Ils sont poursuivis et condamnés pour association de malfaiteurs, ce qui est très mineur par rapport à leurs crimes qui s’apparentent à des crimes contre l’Humanité. Il y des Français qui ont rejoint l’organisation de l’EI ou le Front al-Nosra, or ces gens coupent des têtes, torturent et se livrent à l’épuration ethnique en Syrie et en Irak, ils sont comparables aux nazis. Or, on n’a pas poursuivi les SS pour association de malfaiteurs.
Quels problèmes cela pose-t-il ?
On se retrouve dans une situation d’impunité de crimes atroces commis en Syrie, due aux carences du parquet. Or l’impunité favorise la récidive.
Selon vous, que pourrait faire la justice française ?
Au vu de la gravité des crimes, je ne comprends pas qu’on ne mette pas tous les moyens possibles. Or, il y a beaucoup de choses qui peuvent être mises en œuvre quand c’est nécessaire, comme des commissions rogatoires internationales, ou de l’entraide entre les services judicaires. À titre d’exemple, dans des cas de cambriolages en série, commis par des ressortissants des pays de l’est de l’Europe, il n’est pas rare que le Parquet diligente des enquêtes dans les pays d’origine pour évaluer le train de vie des proches des accusés. C’est donc possible au niveau juridique. Pour ma part, j’appelle le Parquet à enquêter sur la nature et l’étendue de ces crimes, il faut entendre les victimes et leurs proches.
Quelle est la prochaine étape dans votre procédure, pensez-vous qu’il sera possible d’enquêter?
Il y a eu pas plus tard qu’aujourd’hui des éléments nouveaux : j’ai appris par courrier que le parquet se pourvoyait en cassation contre la décision de la chambre d’instruction de la cour d’appel de Paris. Il refuse donc que les parents de la victime soient entendus. C’est très rare que le parquet se pourvoie en cassation. Je ne connais pas encore les motifs invoqués mais je pense que c’est parce qu’il ne s’agit pas de la victime directe d’Hauchard, or, c’est contredire la notion même d’association de malfaiteurs. Dans des affaires où des personnes sont poursuivies pour association de malfaiteurs, on estime qu’ils sont associés et sont tous condamnés. Hauchard n’a peut-être pas coupé la tête du fils de mes clients, mais il l’a peut-être ligoté, séquestré ou que sais-je encore. Pour moi, cela relève de l’acharnement, et ce qui se passe est grave : au lieu de se positionner du côté des victimes, le procureur se place du côté d’Hauchard. Il agit comme le ferait son avocat. On connaîtra la décision de la cour de cassation dans quelques mois.

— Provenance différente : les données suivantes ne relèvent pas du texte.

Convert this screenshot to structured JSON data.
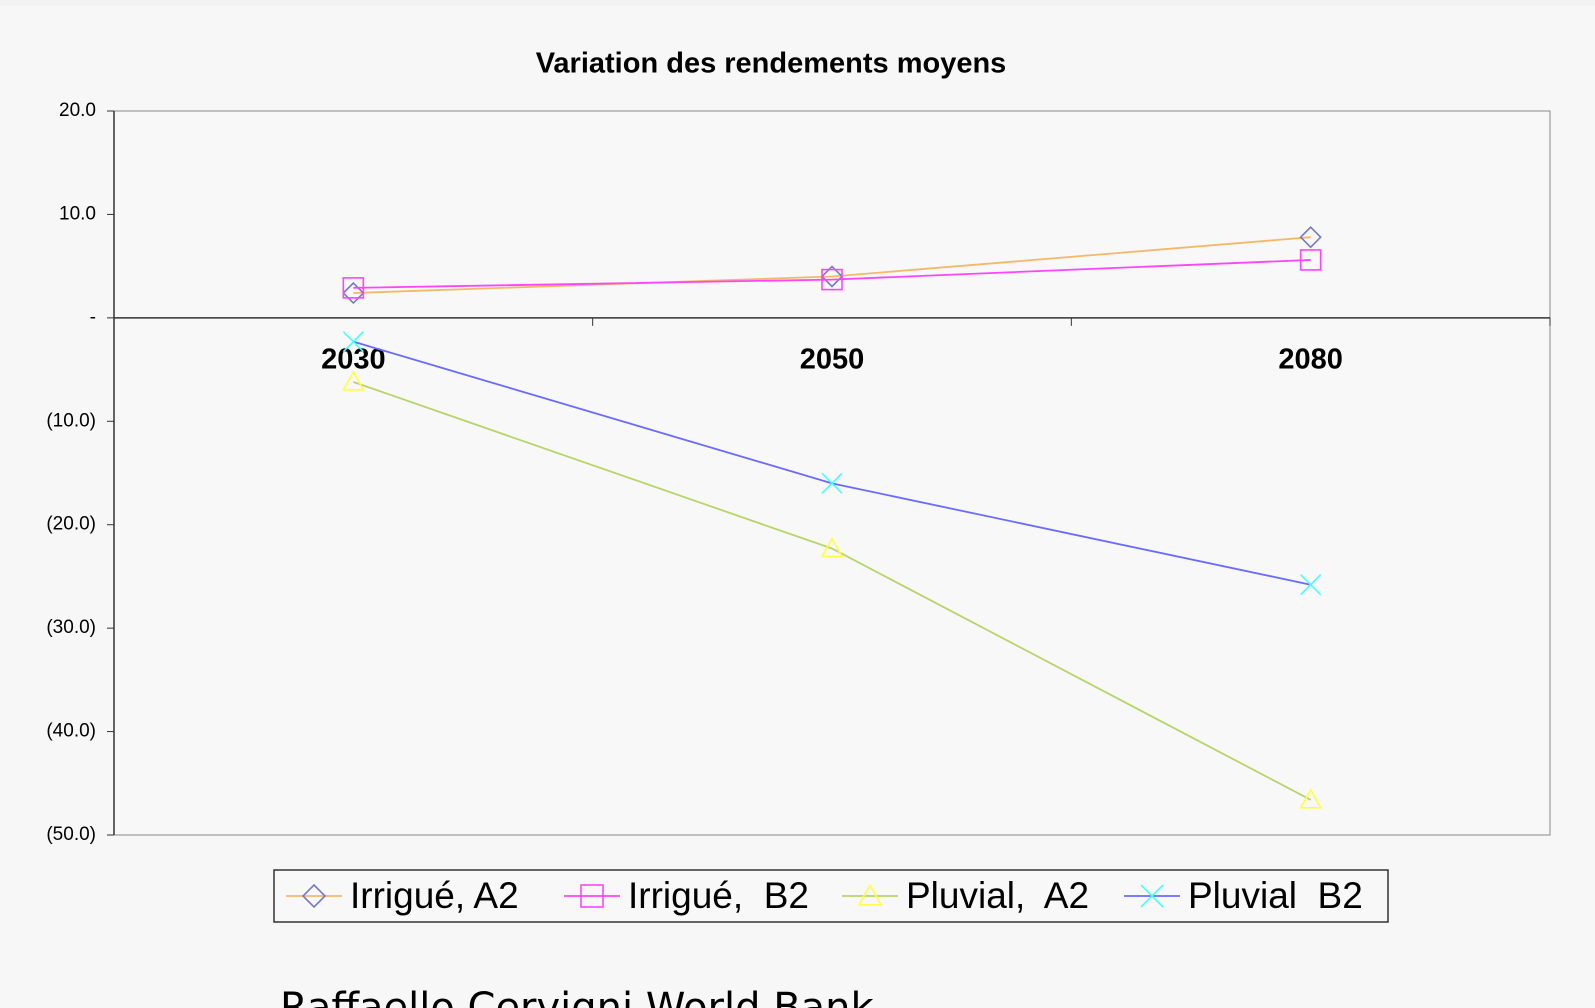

Pourquoi, selon vous, la justice française agit-elle ainsi et n’enquête-t-elle pas sur les crimes des Français en Syrie ?
Justement je pose la question. On a un millier de français qui font le jihad en Syrie et commettent des crimes et dont certains, revenus en France restent impunis. C’est une erreur, car la justice fait œuvre de pédagogie pour dissuader ceux qui pourraient être tentés… Il est évident que les raisons sont politiques : le Parquet ne veut pas avoir à collaborer avec la justice syrienne pour ne pas sembler coopérer avec le régime syrien.